O gerente Vagner lembrou que o projeto de Reúso de Água já existia em outros municípios com apoio da Fundação e chegou aos agricultores/famílias de Orós pela boa parceria entre FBB e IEA. “Conversando com as famílias notei uma alegria contagiante nelas, ver isso nós dá muita satisfação e atinge em cheio os objetivos da parceria entre as entidades e do projeto que é desenvolver as comunidades reutilizando a água que antes seria descartada”, disse.

Fundação Banco do Brasil e Elo Amigo realizam visita de acompanhamento técnico em unidades de reúso de Orós
Vagner e Claudenê na produção do Seu Almir Batista Lima, no sítio Aroeira [FOTO:Mirian Raquel/IEA]
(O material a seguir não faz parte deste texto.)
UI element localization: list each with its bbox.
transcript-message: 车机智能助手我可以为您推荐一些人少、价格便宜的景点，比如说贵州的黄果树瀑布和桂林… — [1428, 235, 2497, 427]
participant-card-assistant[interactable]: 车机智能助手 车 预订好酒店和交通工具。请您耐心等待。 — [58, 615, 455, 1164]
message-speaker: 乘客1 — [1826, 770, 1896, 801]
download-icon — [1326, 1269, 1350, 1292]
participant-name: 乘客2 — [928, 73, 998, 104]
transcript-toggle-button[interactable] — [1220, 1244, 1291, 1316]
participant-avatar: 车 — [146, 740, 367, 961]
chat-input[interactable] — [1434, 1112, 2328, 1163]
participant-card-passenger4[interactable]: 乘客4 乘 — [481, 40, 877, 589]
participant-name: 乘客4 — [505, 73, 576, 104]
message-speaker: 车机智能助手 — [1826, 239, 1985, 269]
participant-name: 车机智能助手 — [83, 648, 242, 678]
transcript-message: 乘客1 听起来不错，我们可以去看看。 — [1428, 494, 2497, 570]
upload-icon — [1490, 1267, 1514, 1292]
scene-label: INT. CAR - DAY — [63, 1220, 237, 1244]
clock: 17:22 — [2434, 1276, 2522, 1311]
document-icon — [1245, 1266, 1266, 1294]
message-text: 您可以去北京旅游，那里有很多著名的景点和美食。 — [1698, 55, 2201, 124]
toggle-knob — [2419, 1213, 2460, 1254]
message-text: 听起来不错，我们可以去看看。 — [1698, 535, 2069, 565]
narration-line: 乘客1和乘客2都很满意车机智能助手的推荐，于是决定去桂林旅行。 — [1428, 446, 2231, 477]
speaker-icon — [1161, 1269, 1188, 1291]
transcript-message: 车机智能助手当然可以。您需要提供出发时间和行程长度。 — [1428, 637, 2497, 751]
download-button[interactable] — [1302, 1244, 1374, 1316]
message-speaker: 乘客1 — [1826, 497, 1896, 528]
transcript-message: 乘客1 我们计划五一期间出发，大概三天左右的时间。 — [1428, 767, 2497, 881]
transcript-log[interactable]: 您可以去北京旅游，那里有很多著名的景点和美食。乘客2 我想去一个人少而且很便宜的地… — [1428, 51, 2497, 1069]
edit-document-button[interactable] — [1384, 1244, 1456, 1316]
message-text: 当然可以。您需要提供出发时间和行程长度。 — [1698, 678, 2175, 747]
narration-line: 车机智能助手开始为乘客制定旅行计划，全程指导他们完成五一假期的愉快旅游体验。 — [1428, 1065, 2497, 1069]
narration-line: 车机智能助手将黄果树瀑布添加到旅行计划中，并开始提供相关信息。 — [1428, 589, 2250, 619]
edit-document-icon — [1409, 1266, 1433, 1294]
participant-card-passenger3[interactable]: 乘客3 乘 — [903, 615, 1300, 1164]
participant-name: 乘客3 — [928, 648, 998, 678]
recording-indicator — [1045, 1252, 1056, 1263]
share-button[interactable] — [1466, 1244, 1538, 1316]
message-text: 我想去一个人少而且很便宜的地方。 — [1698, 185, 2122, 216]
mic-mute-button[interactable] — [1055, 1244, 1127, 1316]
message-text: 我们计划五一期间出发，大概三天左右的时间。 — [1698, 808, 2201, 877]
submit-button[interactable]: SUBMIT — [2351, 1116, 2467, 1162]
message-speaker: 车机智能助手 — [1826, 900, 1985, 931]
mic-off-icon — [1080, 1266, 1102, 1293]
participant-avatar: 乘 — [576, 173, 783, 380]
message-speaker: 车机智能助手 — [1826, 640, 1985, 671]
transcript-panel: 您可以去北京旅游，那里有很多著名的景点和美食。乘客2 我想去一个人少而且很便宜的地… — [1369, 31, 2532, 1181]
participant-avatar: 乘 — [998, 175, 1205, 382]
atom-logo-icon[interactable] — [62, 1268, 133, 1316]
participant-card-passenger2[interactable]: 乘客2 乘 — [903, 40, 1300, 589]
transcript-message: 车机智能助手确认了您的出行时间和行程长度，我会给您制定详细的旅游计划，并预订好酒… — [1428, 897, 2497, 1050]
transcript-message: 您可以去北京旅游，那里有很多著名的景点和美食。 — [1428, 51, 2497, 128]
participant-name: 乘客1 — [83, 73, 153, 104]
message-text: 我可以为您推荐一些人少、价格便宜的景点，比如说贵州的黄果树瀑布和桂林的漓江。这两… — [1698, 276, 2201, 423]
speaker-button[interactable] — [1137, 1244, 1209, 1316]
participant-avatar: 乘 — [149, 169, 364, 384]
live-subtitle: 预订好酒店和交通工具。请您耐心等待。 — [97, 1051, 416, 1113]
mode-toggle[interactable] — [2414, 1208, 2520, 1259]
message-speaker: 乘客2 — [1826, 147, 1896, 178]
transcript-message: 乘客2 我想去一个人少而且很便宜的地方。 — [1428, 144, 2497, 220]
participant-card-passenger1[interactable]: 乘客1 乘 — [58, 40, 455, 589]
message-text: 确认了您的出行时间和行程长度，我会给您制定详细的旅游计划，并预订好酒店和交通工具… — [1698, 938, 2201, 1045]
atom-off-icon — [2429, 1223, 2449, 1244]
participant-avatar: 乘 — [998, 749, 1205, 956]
Para a produtora rural, Auriene Lopes, do sítio Água Fria, a visita do gerente de um banco em sua casa é uma coisa que nunca imaginou e que todo o conhecimento que adquiriu vai ajudar na ampliação do seu quintal produtivo e dos seus produtos de artesanato como redes feitas com tear e colchas de crochê bordadas, entre outros. “As chuvas se acabaram e agora temos essa água do reúso para trabalhar e melhorar a renda da minha família. Confesso que nunca imaginei que um gerente de um banco viria na minha casa, não sei nem dizer o tamanho da minha alegria, é até um incentivo a mais para trabalhar”, afirmou Lopes.